A young Habib has to grapple with who he is. Sometimes a kalar, other times a Bengali invader, often a Muslim, but always a Rohingya — the complex web within each layer of his identity is omnipresent, ready to entangle the author depending on what aspect of it offends the authorities on a particular day. The author's grandmother affectionately tells him once, “They see you as too black. Too Muslim. Too Negro. Too different. A parasite, like the rest of us.”
However, there is no self-pity in the author. Rather, as the narrative unfolds, we witness a dignified acceptance of the fact that the lives of the Rohingya, as dictated by a law, is of a second-class people. Grandmothers tell stories of the past to the children, and the author’s father is constantly writing in his yellowing notebooks. He says, “Our history of Arakan and our identity will only be known through written documents.” Rohingya intellectuals confide that they keep “their precious memories carefully hidden under a mattress or a wooden floorboards”. These photos of “young educated Rohingya lawyers, doctors, and teachers are rare, and date from a period that was very different” These photos serve as an evidence of a better and a more civilised past.
At 17, Habib is imprisoned and tortured and manages to escape to Thailand. But there is no happy ending. The world outside is as cruel to a Rohingya as his own home. He gains refugee status from the United Nations, but it does not translate to any real protection. Over the years he is arrested and held several times in immigration detention centres in Malaysia, then sold by Malay and Thai immigration officers to human traffickers, who then sell him to mafia of Thai fisherman.
In 2004, he becomes a slave in the Andaman Sea. Eventually he manages to escape to Australia and is sent to an immigration detention centre in Darwin. At one point, a Rohingya friend remarks, “I can’t tell you which country might be most welcoming for stateless people like us. I’ve been in many places and each one is as horrendous as the next.”
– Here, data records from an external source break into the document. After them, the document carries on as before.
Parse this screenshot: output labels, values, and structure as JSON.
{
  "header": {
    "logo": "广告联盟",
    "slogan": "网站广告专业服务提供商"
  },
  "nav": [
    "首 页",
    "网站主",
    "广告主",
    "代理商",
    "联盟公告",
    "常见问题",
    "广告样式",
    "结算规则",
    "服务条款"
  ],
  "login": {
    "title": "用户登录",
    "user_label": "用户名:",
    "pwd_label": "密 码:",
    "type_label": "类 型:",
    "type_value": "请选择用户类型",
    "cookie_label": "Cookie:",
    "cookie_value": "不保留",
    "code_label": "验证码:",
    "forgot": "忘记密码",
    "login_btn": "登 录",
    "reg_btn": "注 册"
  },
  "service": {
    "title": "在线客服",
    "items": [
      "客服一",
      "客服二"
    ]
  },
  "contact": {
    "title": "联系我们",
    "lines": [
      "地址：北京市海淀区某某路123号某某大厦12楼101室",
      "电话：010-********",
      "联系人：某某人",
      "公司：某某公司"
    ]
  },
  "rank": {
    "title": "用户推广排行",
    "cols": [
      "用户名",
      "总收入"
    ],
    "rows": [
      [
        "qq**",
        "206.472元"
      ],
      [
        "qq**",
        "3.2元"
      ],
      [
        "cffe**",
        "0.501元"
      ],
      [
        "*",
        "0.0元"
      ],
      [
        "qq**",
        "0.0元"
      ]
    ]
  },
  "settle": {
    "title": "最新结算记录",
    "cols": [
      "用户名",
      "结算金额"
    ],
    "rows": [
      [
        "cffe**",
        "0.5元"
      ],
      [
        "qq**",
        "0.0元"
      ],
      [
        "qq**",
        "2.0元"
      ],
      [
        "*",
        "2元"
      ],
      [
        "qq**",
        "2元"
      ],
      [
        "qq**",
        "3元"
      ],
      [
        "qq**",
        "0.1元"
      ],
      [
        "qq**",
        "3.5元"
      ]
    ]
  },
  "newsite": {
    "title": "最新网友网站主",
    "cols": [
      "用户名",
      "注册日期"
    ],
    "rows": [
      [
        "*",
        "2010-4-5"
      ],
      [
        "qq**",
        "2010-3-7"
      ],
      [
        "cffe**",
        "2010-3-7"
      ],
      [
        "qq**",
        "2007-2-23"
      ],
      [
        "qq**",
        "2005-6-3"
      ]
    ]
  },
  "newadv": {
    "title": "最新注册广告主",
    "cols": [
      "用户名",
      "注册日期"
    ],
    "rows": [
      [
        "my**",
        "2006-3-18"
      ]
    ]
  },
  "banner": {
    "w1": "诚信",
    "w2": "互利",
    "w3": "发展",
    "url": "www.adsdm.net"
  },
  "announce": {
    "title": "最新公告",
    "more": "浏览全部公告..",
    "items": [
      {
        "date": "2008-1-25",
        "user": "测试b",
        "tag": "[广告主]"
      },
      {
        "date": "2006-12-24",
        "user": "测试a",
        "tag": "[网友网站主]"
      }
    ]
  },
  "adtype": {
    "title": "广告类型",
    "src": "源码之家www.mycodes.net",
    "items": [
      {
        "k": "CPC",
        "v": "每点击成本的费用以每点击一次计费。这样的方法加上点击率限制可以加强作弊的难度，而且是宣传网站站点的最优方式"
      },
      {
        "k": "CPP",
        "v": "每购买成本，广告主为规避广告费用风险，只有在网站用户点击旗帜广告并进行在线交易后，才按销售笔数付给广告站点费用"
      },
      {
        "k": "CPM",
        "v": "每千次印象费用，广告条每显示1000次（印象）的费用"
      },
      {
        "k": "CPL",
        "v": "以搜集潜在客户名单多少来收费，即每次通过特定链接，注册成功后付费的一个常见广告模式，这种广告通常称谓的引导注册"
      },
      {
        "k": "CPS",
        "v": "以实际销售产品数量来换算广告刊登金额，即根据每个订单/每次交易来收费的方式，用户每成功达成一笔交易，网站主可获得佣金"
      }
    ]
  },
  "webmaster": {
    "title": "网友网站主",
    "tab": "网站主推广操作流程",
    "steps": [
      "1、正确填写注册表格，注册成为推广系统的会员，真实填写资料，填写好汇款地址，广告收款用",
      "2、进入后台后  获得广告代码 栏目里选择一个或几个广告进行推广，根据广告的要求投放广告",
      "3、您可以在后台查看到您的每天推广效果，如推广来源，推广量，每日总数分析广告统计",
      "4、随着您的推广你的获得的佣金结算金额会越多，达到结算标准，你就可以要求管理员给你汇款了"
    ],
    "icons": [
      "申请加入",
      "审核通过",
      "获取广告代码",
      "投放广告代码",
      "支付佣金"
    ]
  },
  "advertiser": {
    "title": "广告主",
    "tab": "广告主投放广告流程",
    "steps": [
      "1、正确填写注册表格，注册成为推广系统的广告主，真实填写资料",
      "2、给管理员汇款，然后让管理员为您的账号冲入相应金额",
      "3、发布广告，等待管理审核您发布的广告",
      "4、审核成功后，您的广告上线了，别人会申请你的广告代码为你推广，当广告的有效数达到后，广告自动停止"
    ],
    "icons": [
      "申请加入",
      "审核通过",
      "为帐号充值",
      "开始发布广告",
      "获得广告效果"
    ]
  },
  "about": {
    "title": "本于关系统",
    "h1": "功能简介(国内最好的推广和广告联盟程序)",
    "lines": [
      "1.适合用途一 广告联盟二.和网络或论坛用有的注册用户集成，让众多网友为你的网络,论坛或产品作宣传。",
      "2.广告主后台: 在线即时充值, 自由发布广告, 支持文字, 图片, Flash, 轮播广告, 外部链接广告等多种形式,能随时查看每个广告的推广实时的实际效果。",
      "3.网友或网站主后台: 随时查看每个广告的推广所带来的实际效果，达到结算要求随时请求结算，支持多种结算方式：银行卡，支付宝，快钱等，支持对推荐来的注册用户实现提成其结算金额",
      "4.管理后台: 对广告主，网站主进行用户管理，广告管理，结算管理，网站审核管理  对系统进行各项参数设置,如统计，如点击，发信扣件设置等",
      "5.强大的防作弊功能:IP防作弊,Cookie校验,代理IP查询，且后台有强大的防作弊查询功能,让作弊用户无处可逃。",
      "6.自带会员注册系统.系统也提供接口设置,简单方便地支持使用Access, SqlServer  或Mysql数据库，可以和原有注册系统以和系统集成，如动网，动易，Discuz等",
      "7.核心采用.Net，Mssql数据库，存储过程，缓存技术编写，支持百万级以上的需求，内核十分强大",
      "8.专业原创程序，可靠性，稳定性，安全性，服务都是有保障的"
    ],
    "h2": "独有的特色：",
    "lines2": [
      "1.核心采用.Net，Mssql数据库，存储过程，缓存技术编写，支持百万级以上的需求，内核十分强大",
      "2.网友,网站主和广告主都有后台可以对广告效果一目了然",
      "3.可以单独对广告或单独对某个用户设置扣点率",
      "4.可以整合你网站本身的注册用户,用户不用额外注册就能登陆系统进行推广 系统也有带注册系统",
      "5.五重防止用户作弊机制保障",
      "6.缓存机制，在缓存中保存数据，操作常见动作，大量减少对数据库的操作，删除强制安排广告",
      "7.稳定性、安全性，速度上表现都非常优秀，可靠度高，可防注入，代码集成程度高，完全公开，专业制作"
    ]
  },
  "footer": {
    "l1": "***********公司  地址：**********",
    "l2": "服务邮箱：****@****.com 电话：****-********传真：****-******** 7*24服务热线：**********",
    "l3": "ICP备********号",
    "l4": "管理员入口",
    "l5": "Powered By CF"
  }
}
This book offers a view of how politics, policies, and choices made by any dispensation percolate and play into the individual and private lives of those whom they impact. The discrimination, violence, and mindless hatred for a single ethnic group seldom enters the vocabulary of country on its own. Rather it is built into it, one law, and distorted narrative at a time. The world, however sympathetic, seldom aids the stateless. We hear this story not through the words of a compassionate outsider or an articulate advocate, but by an ordinary man who lived through it all — simply because of his name.